Use of proton pump inhibitor may be associated with progression of cerebral small vessel disease

Min Kyoung Kang 1, Jung Hwan Shin 2, Tae Jung Kim 2, Ji Sung Lee 3, Byung-Woo Yoon 1, Sang-Bae Ko 2,4,*
Editor: Masaki Mogi5
PMCID: PMC9770424  PMID: 36542643

Abstract

Proton pump inhibitors (PPIs) are widely used for the treatment of gastrointestinal diseases. However, recent studies have shown that chronic PPI use is associated with the progression of endothelial senescence and cerebrovascular diseases. We hypothesized that PPI users might be vulnerable to fast progression of cerebral small vessel disease (SVD) with cumulative effects. Four hundred and eleven patients, who underwent brain magnetic resonance imaging, more than twice between January 2010 and December 2016 were screened. Patients aged < 50 years, and those who had concomitant diseases that might affect the progression of cerebral SVD were excluded. Baseline characteristics were collected. We evaluated the severity of SVD using the Fazekas score, the number of cerebral microbleeds (CMBs), and assessed the progression of SVD or CMBs based on the cumulative dose of PPIs. Among the included patients (N = 137), 39 were PPI ever-users. Univariate Cox regression analysis showed that PPI use was independently associated with the progression of Fazekas score only in the deep white matter hyperintensities (WMH) (hazard ratio [HR] 2.891, 95% confidence interval [CI] 1.210–6.906, P = 0.017). In multivariate Cox regression analysis, long-term PPI use was associated with a progression of Fazekas score in the deep WMH (HR 3.453, 95% CI 1.027–9.475, P = 0.045). However, PPI use was not associated with the progression of CMB. The present study results suggest that long-term use of PPIs is associated with the progression of deep cerebral WMH. Further research is needed using a large number of patients to validate this relationship.

Introduction

Proton pump inhibitors (PPIs) are potent gastric acid-suppressing agents that have been used for the treatment of acid-peptic disorders. PPIs are often prescribed in stroke patients to prevent or treat gastrointestinal bleeding while using antiplatelet agents [1, 2]. The short-term use of PPIs is generally well-tolerated. However, there are concerns related to their chronic use, such as malabsorption syndrome, nutritional deficiency, bone fractures, and dementia [35]. A recent report showed that chronic PPI use was associated with an increased risk of a major cardiovascular event [6]. In addition, an experimental study revealed that chronic PPI use prompted vascular endothelial senescence, which could be the underlining mechanism for vascular complications from PPI use [79].

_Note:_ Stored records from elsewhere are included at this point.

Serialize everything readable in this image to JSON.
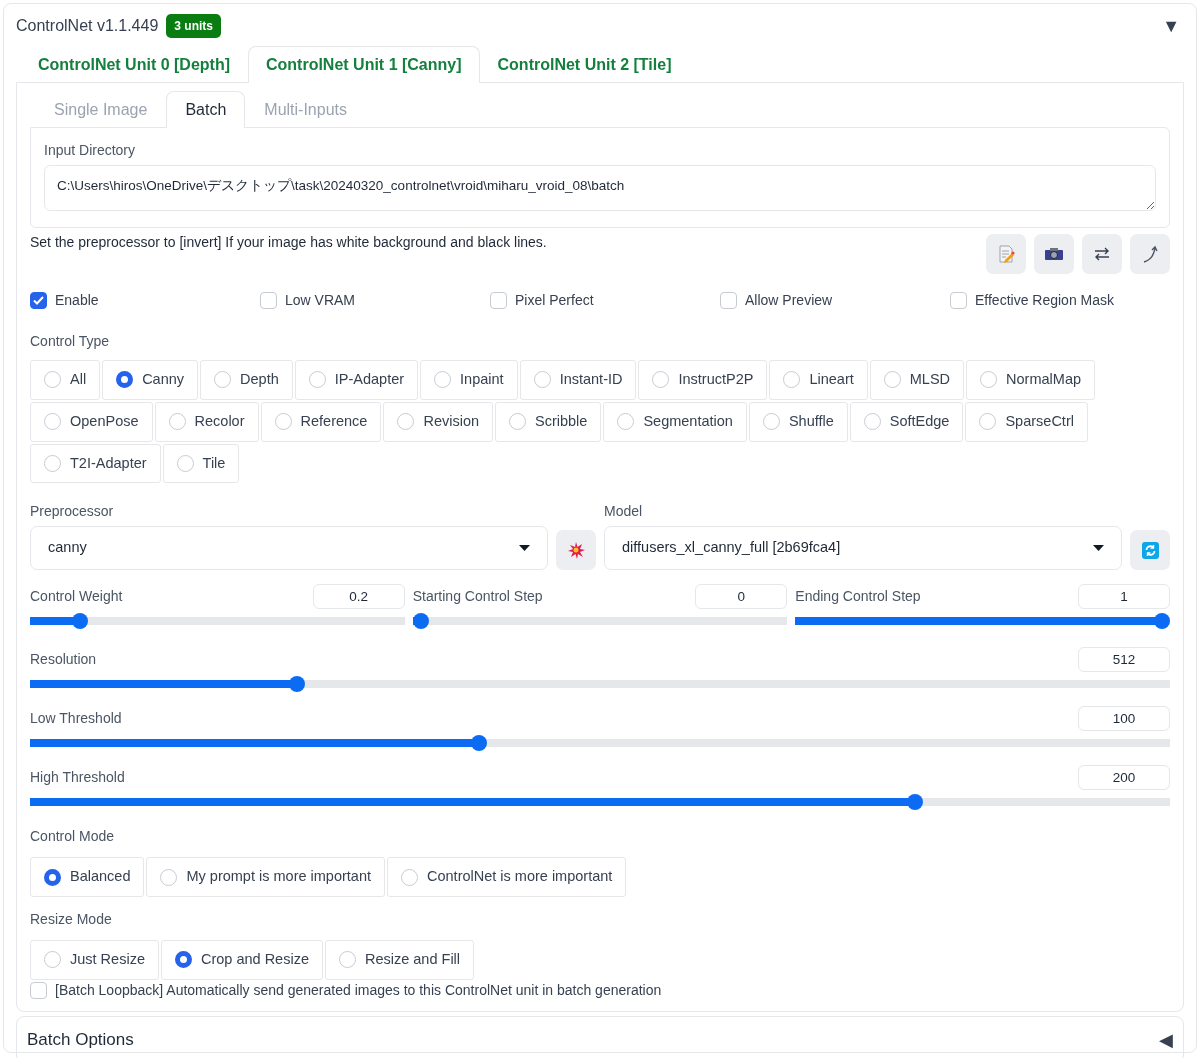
{
  "header": {
    "title": "ControlNet v1.1.449",
    "badge": "3 units",
    "toggle": "▼"
  },
  "unit_tabs": [
    {
      "label": "ControlNet Unit 0 [Depth]",
      "selected": false
    },
    {
      "label": "ControlNet Unit 1 [Canny]",
      "selected": true
    },
    {
      "label": "ControlNet Unit 2 [Tile]",
      "selected": false
    }
  ],
  "input_tabs": [
    {
      "label": "Single Image",
      "selected": false
    },
    {
      "label": "Batch",
      "selected": true
    },
    {
      "label": "Multi-Inputs",
      "selected": false
    }
  ],
  "input_directory": {
    "label": "Input Directory",
    "value": "C:\\Users\\hiros\\OneDrive\\デスクトップ\\task\\20240320_controlnet\\vroid\\miharu_vroid_08\\batch"
  },
  "hint": "Set the preprocessor to [invert] If your image has white background and black lines.",
  "options": [
    {
      "label": "Enable",
      "checked": true
    },
    {
      "label": "Low VRAM",
      "checked": false
    },
    {
      "label": "Pixel Perfect",
      "checked": false
    },
    {
      "label": "Allow Preview",
      "checked": false
    },
    {
      "label": "Effective Region Mask",
      "checked": false
    }
  ],
  "control_type": {
    "label": "Control Type",
    "options": [
      {
        "label": "All",
        "selected": false
      },
      {
        "label": "Canny",
        "selected": true
      },
      {
        "label": "Depth",
        "selected": false
      },
      {
        "label": "IP-Adapter",
        "selected": false
      },
      {
        "label": "Inpaint",
        "selected": false
      },
      {
        "label": "Instant-ID",
        "selected": false
      },
      {
        "label": "InstructP2P",
        "selected": false
      },
      {
        "label": "Lineart",
        "selected": false
      },
      {
        "label": "MLSD",
        "selected": false
      },
      {
        "label": "NormalMap",
        "selected": false
      },
      {
        "label": "OpenPose",
        "selected": false
      },
      {
        "label": "Recolor",
        "selected": false
      },
      {
        "label": "Reference",
        "selected": false
      },
      {
        "label": "Revision",
        "selected": false
      },
      {
        "label": "Scribble",
        "selected": false
      },
      {
        "label": "Segmentation",
        "selected": false
      },
      {
        "label": "Shuffle",
        "selected": false
      },
      {
        "label": "SoftEdge",
        "selected": false
      },
      {
        "label": "SparseCtrl",
        "selected": false
      },
      {
        "label": "T2I-Adapter",
        "selected": false
      },
      {
        "label": "Tile",
        "selected": false
      }
    ]
  },
  "preprocessor": {
    "label": "Preprocessor",
    "value": "canny"
  },
  "model": {
    "label": "Model",
    "value": "diffusers_xl_canny_full [2b69fca4]"
  },
  "step_sliders": [
    {
      "label": "Control Weight",
      "value": "0.2",
      "level": 0.117
    },
    {
      "label": "Starting Control Step",
      "value": "0",
      "level": 0
    },
    {
      "label": "Ending Control Step",
      "value": "1",
      "level": 1
    }
  ],
  "sliders": [
    {
      "label": "Resolution",
      "value": "512",
      "level": 0.23
    },
    {
      "label": "Low Threshold",
      "value": "100",
      "level": 0.392
    },
    {
      "label": "High Threshold",
      "value": "200",
      "level": 0.78
    }
  ],
  "control_mode": {
    "label": "Control Mode",
    "options": [
      {
        "label": "Balanced",
        "selected": true
      },
      {
        "label": "My prompt is more important",
        "selected": false
      },
      {
        "label": "ControlNet is more important",
        "selected": false
      }
    ]
  },
  "resize_mode": {
    "label": "Resize Mode",
    "options": [
      {
        "label": "Just Resize",
        "selected": false
      },
      {
        "label": "Crop and Resize",
        "selected": true
      },
      {
        "label": "Resize and Fill",
        "selected": false
      }
    ]
  },
  "batch_loopback": {
    "label": "[Batch Loopback] Automatically send generated images to this ControlNet unit in batch generation",
    "checked": false
  },
  "batch_options": {
    "title": "Batch Options",
    "toggle": "◀"
  }
}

Cerebral white matter hyperintensities (WMH) and cerebral microbleeds (CMB) are frequent in elderly hypertensives, and are generally regarded as surrogate markers for cerebral vascular aging [10, 11]. Therefore, we hypothesized that PPI users might be more vulnerable to faster progression of WMH and CMB than PPI non-users with cumulative effects.

Materials and methods

Study subjects

A total of 7,002 patients (aged ≥ 18 years) who underwent brain magnetic resonance imaging (MRI) and magnetic resonance angiography (MRA) at the neurology outpatient clinic were screened between January 2010 and December 2016. Among them, 411 patients underwent follow-up brain MRI during the study period. We excluded patients with the following conditions: 1) age < 50 years (N = 64); 2) a history of an ischemic stroke or transient ischemia attack within 90 days (N = 106) or a history of hemorrhagic stroke, including subarachnoid hemorrhage and intracerebral hemorrhage (N = 19); 3) a moderate to severe stenosis (≥ 50%) in the intracranial arteries and their branches (N = 34); 4) arteriovenous malformation (N = 4); 5) underlying diseases that might affect the progression of white matter diseases (systemic or cerebral vasculitis (N = 29), history of intracranial radiation therapy (N = 2), or head trauma (N = 3)); and 6) intra-arterial procedures including glue or coil embolization and stent insertion (N = 6) [10]. We also excluded patients who had been treated with PPIs before the study period because the exact amount of exposure to PPI was not quantified (N = 7). As a result, a total of 137 patients were included in the final analysis (S1 Fig). Included patients were categorized as PPI ever users and PPI never users, based on the prescription information [4]. PPI ever users were further stratified into two groups: long-term users (prescribed PPI more than six months continuously) and PPI intermittent users (prescribed PPI less than six months continuously) [12]. The measurement of PPI use was calculated using the cumulative defined daily doses (DDD) according to the World Health Organization Collaborating Centre for Drug Statistics and Methodology [13]. The difference in the progression rate of WMH and CMB was compared between both groups. The Institutional Review Board of Seoul National University Hospital approved this study with waivers of the consent (IRB no. H-1911-074-1078).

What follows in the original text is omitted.